他職種との連携では、スピード感のある情報共有や集まった情報を整理していく力も身についていきます。他職種と比べて看護師は、カルテにカンファレンスの内容を毎回細かく残しているので、自然と情報を整理しながら話している場面が多いです。
看護師として働いているときは、実感することはあまりないかもしれないですが、他業界へ飛び込むと看護職のコミュニケーション能力はかなり高いと感じます。実際、私も営業をしているときに同僚からコミュニケーション能力が高いと言われたり、情報共有のスピードが速いと褒められたことが多々あります。医療現場で当たり前のスピード感が他業界では「迅速」と捉えられ、看護師として当たり前に行っていたコミュニケーションが「能力が高い」と評価されることを実感しました。
まとめ
看護師は体力的にも精神的にもかなりハードワークです。その中で、自分なりのペースセットやリフレッシュの方法を身につけていると、他業界でも十分に通用します。私は、看護師退職後、営業職とIT業界を経験しました。正直、体力的には看護師の方が圧倒的にきついです。

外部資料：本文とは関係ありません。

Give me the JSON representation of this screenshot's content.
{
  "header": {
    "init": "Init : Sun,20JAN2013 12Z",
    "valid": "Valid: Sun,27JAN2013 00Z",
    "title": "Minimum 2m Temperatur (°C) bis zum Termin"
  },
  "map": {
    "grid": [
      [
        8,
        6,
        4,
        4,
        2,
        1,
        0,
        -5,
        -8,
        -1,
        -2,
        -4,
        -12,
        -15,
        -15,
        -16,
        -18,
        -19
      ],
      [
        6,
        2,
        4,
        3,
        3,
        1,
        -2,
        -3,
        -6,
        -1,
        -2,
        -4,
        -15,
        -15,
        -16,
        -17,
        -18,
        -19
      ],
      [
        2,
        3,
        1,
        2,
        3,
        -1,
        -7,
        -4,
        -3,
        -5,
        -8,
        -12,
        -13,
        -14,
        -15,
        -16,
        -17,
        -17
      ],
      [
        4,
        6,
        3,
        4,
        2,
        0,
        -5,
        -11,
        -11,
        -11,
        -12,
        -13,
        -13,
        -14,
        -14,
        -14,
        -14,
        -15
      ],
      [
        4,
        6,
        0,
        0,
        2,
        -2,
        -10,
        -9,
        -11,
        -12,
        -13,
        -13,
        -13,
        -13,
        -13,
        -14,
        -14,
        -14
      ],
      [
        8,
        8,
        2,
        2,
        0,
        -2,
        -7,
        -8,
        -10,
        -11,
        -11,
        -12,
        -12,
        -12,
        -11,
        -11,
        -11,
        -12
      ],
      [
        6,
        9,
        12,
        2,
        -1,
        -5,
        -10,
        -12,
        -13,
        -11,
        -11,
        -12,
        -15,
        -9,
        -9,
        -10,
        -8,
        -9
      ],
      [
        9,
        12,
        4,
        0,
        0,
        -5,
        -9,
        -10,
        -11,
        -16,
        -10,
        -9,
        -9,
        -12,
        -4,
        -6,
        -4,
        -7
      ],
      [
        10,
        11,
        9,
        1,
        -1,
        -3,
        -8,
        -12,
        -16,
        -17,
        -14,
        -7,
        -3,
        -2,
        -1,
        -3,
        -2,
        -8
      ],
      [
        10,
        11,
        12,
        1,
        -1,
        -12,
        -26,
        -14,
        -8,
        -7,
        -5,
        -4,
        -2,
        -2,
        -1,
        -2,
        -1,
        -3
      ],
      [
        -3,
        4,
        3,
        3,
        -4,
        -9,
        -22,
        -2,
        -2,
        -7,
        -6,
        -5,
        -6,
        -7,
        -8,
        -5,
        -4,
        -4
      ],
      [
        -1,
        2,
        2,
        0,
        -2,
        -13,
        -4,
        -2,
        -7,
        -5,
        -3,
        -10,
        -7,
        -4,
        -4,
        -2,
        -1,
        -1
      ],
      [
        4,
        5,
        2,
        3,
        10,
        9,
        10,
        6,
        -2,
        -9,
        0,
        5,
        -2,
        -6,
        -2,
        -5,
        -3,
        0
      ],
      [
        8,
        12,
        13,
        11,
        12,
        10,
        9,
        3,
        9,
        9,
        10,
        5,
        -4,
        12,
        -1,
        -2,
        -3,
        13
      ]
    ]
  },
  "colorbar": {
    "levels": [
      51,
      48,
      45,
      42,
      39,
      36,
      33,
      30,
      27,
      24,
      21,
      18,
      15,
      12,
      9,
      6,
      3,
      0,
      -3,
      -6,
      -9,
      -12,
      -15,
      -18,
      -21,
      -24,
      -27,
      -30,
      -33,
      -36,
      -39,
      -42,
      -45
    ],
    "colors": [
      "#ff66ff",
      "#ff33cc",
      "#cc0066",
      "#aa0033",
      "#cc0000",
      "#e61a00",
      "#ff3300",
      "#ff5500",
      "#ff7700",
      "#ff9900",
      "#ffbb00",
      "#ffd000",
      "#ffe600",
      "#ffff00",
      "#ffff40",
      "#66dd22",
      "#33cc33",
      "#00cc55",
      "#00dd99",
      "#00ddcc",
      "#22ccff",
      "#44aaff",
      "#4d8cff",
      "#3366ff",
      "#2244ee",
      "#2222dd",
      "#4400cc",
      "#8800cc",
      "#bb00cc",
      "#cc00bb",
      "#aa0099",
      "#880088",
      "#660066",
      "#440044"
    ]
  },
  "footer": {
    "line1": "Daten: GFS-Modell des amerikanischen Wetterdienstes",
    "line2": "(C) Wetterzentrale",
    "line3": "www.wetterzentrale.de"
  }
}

一般的に営業職は精神的にしんどいというイメージがあるかと思いますが、個人的には看護師の方が大変でした。営業ではお互いにビジネスの関係なので、クレームを受けるにしても節度ある態度のことが多いです。
看護師で培った力は、一生役に立つものばかりです。ハードワークで心身ともに疲れ切ってしまうこともありますが、うまくリフレッシュしながら続けていくと、いざ他業界に転職しても十分に通用する力が自然と身についているのは非常に大きな魅力です。